Rehmet, Frank, Neelke Wagner, Tim Willy Weber. 2020. Volksabstimmungen in Europa – Regelungen und Praxis im internationalen Vergleich

Opladen: Barbara Budrich, 202 Seiten, 26,80 €, ISBN 978-3-8474-2275-4 (Paperback), eISBN 978-3-8474-1350-9 (eBook)

Volksabstimmungen prägen die Demokratie zunehmend und auf vielfältige Weise. Dies gilt insbesondere für Europa. Zuletzt konnte man sich dazu konzentriert in dem von Bruno Kaufmann und Dane Waters auf Englisch herausgegebenen Werk „Direct Democracy in Europe“ aus dem Jahr 2004 umfassend informieren. Es besteht also ein dringender Bedarf für ein aktuelles Nachschlagewerk zu Volksabstimmungen in Europa. In diese Lücke stößt das vorliegende, auf Deutsch verfasste „Überblickswerk“.

Die Autor*innen betrachten die nationale Ebene von 43 Staaten. Die Türkei und Russland wollen sie schon deshalb nicht behandeln, weil sie nur zum Teil in Europa liegen, Weißrussland und den Vatikan sparen sie aus, weil sie keine Demokratien sind. Die Untersuchung umfasst – je nach Staat – den Zeitraum seit Einführung der Reglungen bis Ende 2018. Es werden nur die bis heute durchgehend demokratischen Zeiträume betrachtet. Dies hat zur Folge, dass der Betrachtungszeitraum der ehemals kommunistischen Staaten erst mit der Unabhängigkeit nach 1989 beginnt.

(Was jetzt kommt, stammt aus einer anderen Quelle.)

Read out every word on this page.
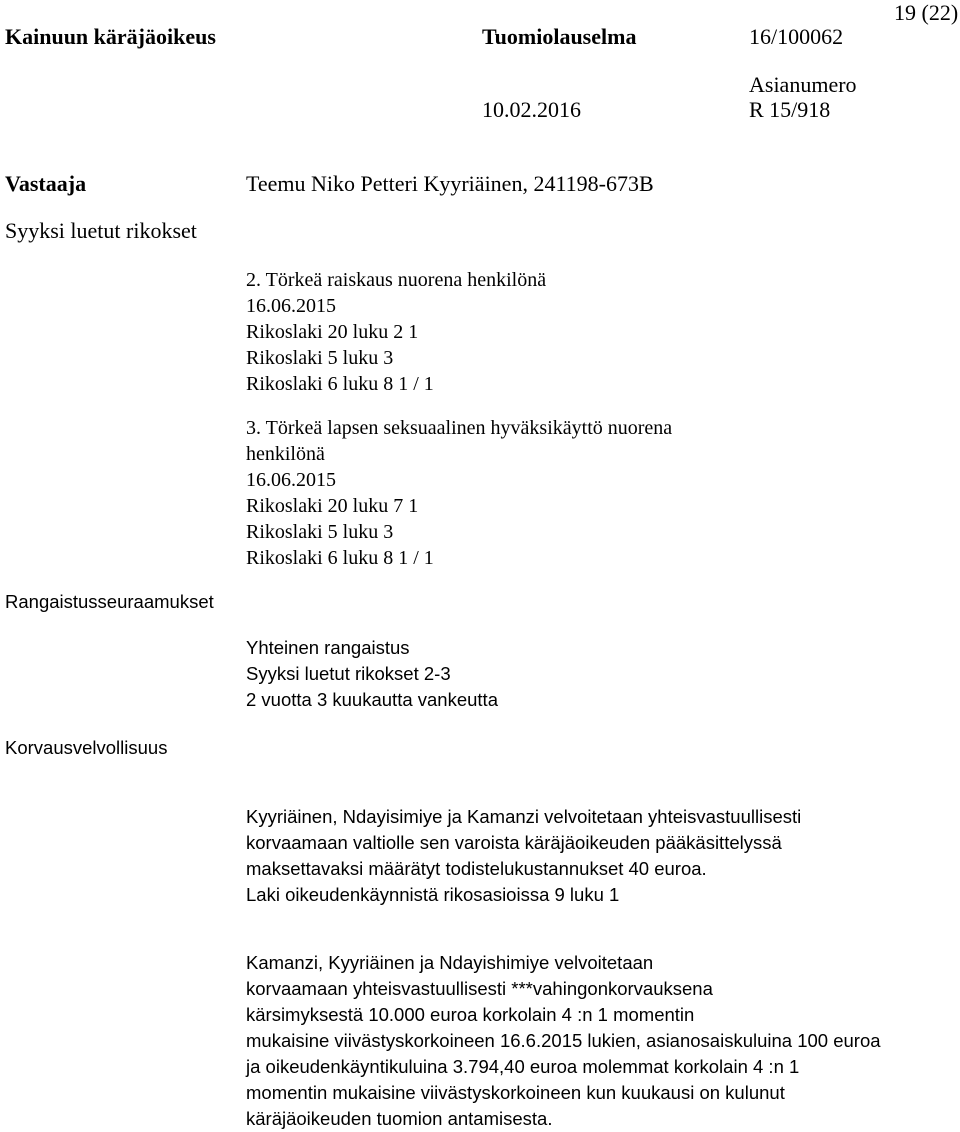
Kainuun käräjäoikeus	Tuomiolauselma	16/100062
19 (22)
Asianumero
10.02.2016	R 15/918
Vastaaja	Teemu Niko Petteri Kyyriäinen, 241198-673B
Syyksi luetut rikokset
2. Törkeä raiskaus nuorena henkilönä
16.06.2015
Rikoslaki 20 luku 2 1
Rikoslaki 5 luku 3
Rikoslaki 6 luku 8 1 / 1
3. Törkeä lapsen seksuaalinen hyväksikäyttö nuorena
henkilönä
16.06.2015
Rikoslaki 20 luku 7 1
Rikoslaki 5 luku 3
Rikoslaki 6 luku 8 1 / 1
Rangaistusseuraamukset
Yhteinen rangaistus
Syyksi luetut rikokset 2-3
2 vuotta 3 kuukautta vankeutta
Korvausvelvollisuus
Kyyriäinen, Ndayisimiye ja Kamanzi velvoitetaan yhteisvastuullisesti
korvaamaan valtiolle sen varoista käräjäoikeuden pääkäsittelyssä
maksettavaksi määrätyt todistelukustannukset 40 euroa.
Laki oikeudenkäynnistä rikosasioissa 9 luku 1
Kamanzi, Kyyriäinen ja Ndayishimiye velvoitetaan
korvaamaan yhteisvastuullisesti ***vahingonkorvauksena
kärsimyksestä 10.000 euroa korkolain 4 :n 1 momentin
mukaisine viivästyskorkoineen 16.6.2015 lukien, asianosaiskuluina 100 euroa
ja oikeudenkäyntikuluina 3.794,40 euroa molemmat korkolain 4 :n 1
momentin mukaisine viivästyskorkoineen kun kuukausi on kulunut
käräjäoikeuden tuomion antamisesta.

Das Ziel des Buches besteht darin, „… Begriffe so zu definieren, dass sich mit ihnen die wesentlichen Varianten von Volksabstimmungen klar bestimmen lassen, Daten zu Volksabstimmungen und Volksbefragungen in den europäischen Staaten verständlich und übersichtlich darzustellen, die Verfahren und die Praxis in den jeweiligen Ländern zu bewerten …“ (S. 7).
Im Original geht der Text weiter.